I know that cats are not to be dosed with human medications or with herbal supplements. Their systems are different from ours. Spider bites don’t bother them nearly as much as they do us, yet chocolate can kill them. If their systems responded to things in the exact same way ours do, they’d be humans. So I was leery of trying an herbal remedy. Because the point is to NOT kill her or make things worse. On the other hand, she responds so badly to manufactured substances that I thought herbs might be a bit more gentle on her system and not have the nasty side effects. So I did some research on slippery elm bark and cats.

When I discovered a reference to the benefits of slippery elm bark on one of the feline CRF information sites I trust, I figured it was probably okay, but I wanted a bit more reassurance. Which is when I found this note from a DVM about how slippery elm is one of the few herbal substances that we can give to cats and dogs. Both sites had recipes for slippery elm bark syrup. Knowing how delicate Katala’s system is, I decided to go with the one that seemed to have the smallest dosage first, since I could always up the concentration if it seemed to be working but wasn’t working enough.

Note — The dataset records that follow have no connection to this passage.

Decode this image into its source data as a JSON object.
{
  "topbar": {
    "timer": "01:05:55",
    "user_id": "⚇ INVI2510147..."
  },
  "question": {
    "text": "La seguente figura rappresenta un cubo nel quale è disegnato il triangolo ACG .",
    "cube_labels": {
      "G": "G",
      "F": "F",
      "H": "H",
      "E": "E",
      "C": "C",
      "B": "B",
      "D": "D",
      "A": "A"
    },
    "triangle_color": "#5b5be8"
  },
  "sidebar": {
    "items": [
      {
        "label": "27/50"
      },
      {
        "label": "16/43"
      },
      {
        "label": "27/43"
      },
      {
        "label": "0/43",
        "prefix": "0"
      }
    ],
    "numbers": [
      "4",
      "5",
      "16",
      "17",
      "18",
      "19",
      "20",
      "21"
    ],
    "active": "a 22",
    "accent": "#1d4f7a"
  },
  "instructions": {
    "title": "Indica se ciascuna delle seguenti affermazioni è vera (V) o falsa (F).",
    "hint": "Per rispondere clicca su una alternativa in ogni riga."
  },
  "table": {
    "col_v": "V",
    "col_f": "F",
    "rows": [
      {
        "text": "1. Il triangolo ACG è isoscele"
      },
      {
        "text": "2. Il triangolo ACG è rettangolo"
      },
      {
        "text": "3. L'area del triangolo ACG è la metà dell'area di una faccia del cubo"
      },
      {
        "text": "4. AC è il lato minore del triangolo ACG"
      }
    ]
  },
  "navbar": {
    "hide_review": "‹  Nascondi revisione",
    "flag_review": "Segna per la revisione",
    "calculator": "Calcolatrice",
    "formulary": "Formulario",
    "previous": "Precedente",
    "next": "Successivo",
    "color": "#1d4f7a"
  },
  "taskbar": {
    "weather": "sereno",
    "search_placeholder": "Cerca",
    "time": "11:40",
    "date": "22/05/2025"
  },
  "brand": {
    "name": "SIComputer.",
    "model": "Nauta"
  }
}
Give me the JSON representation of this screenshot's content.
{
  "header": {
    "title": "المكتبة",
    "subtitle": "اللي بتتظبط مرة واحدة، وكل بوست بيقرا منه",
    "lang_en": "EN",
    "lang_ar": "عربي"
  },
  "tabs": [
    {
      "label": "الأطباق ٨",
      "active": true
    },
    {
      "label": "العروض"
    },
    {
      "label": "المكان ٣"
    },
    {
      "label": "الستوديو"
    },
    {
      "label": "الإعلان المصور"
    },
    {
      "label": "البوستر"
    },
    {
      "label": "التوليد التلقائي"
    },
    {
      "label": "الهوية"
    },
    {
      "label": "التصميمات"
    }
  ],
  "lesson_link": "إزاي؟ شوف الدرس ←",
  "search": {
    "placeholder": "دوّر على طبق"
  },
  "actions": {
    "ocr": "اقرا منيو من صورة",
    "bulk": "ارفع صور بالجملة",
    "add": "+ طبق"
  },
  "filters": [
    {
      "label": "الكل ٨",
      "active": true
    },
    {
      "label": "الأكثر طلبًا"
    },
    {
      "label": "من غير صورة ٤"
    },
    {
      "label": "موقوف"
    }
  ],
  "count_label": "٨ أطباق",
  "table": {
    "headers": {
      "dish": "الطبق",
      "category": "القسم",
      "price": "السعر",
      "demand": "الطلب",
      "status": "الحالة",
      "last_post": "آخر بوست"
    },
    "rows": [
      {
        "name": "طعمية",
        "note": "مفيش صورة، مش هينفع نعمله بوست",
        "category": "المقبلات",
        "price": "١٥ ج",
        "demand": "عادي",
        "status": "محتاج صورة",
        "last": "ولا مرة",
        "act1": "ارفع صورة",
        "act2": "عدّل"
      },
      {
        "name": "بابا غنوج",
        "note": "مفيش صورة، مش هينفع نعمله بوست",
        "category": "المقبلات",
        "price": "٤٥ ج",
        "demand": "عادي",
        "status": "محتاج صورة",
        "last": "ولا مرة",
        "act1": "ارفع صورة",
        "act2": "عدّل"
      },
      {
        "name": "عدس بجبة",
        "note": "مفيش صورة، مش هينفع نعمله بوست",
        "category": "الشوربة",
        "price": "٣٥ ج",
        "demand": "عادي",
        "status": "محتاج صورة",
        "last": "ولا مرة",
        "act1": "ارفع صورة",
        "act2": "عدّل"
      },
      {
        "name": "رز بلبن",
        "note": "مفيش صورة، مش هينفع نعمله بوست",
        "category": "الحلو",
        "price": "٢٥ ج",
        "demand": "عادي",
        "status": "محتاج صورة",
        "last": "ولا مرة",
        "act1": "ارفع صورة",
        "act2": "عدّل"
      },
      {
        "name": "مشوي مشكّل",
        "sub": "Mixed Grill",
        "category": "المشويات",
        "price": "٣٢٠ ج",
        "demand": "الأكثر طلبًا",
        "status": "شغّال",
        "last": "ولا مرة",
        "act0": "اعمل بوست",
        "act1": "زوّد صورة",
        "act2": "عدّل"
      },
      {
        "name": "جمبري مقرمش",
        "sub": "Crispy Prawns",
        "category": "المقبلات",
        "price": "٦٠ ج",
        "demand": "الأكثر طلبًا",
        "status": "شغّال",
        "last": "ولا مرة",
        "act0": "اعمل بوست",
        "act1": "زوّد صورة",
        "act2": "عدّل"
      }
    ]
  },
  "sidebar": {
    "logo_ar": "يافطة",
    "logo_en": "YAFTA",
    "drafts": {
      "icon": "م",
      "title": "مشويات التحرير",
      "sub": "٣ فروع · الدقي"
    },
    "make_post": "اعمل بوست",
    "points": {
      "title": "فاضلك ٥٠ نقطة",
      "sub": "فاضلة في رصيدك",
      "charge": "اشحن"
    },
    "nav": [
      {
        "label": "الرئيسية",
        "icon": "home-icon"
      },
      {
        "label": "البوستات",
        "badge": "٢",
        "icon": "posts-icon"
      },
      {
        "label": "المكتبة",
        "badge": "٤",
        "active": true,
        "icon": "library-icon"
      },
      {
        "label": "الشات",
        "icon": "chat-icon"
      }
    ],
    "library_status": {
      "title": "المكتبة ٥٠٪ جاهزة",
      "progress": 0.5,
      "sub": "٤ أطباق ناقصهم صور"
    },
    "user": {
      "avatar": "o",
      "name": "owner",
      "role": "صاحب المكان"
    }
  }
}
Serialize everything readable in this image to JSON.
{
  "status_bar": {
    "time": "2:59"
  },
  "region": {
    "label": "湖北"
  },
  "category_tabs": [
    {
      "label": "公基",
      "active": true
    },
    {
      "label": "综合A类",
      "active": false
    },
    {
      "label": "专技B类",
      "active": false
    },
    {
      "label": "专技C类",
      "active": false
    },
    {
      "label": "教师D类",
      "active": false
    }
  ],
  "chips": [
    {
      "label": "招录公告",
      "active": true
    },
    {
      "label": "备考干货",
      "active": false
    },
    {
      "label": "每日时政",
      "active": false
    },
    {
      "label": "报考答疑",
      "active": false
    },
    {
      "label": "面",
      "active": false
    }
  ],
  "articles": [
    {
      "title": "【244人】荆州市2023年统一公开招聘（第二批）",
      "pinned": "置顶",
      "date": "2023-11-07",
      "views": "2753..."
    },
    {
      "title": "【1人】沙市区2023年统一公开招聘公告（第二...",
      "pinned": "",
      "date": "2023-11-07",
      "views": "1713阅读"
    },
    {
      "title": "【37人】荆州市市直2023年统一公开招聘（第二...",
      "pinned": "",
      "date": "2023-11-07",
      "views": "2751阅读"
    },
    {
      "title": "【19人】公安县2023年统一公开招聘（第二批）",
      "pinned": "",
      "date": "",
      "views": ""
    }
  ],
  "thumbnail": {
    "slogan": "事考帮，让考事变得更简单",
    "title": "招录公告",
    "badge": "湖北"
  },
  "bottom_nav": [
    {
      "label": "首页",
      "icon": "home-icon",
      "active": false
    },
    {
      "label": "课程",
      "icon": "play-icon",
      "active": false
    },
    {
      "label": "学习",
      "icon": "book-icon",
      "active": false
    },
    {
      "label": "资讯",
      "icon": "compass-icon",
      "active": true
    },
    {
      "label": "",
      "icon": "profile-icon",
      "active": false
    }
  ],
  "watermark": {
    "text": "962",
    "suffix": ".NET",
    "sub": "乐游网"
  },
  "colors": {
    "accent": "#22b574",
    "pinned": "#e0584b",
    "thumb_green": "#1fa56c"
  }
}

On Wednesday, I went to the store and bought some organic slippery elm powder. I made the syrup. Once it was cool, I gave it to Katala. It didn’t appear to affect her adversely, so I was hoping it would quell the vomiting or at the very least, clear up the diarrhea so I could keep giving her the Pepcid without the awful side effect. She still did a bunch of barfing in the middle of the night (so I gave her a Pepcid), and also had some loose stools, but they weren’t nearly as bad as they had been. Still, I was up every 30-60 minutes for a while there on Wednesday night/Thursday morning. I began to despair.

However. I figured I needed to give the Pepcid time to leave her system (if I could), and also for the slippery elm to really begin to work. And last night, I slept All. Night. Long. No vomit sounds woke me. When I got up this morning, there was no barf anywhere and no loose stool anywhere.

For the first time since early January, the cat appears to be having no gastric issues. She’s snoring behind me in the chair right now, and she had her last dose of Pepcid at 3:55am Thursday. We’ll see what happens at 45 hours or so post-dose, since that’s when she usually starts feeling punky again, but I think we may have a solution. Of course, it’s going to take a bit more work than just shoving a pill down the cat’s throat once every day or so, since she gets the syrup four times a day and the timing is kind of precise (at least 5 minutes before a meal). Plus, I have to make the syrup every eight days or so, but if it keeps her comfortable and vomit/diarrhea-free, I don’t care. It’s worth the work. I’ll keep you posted, but I think we may have found a solution, at least for now.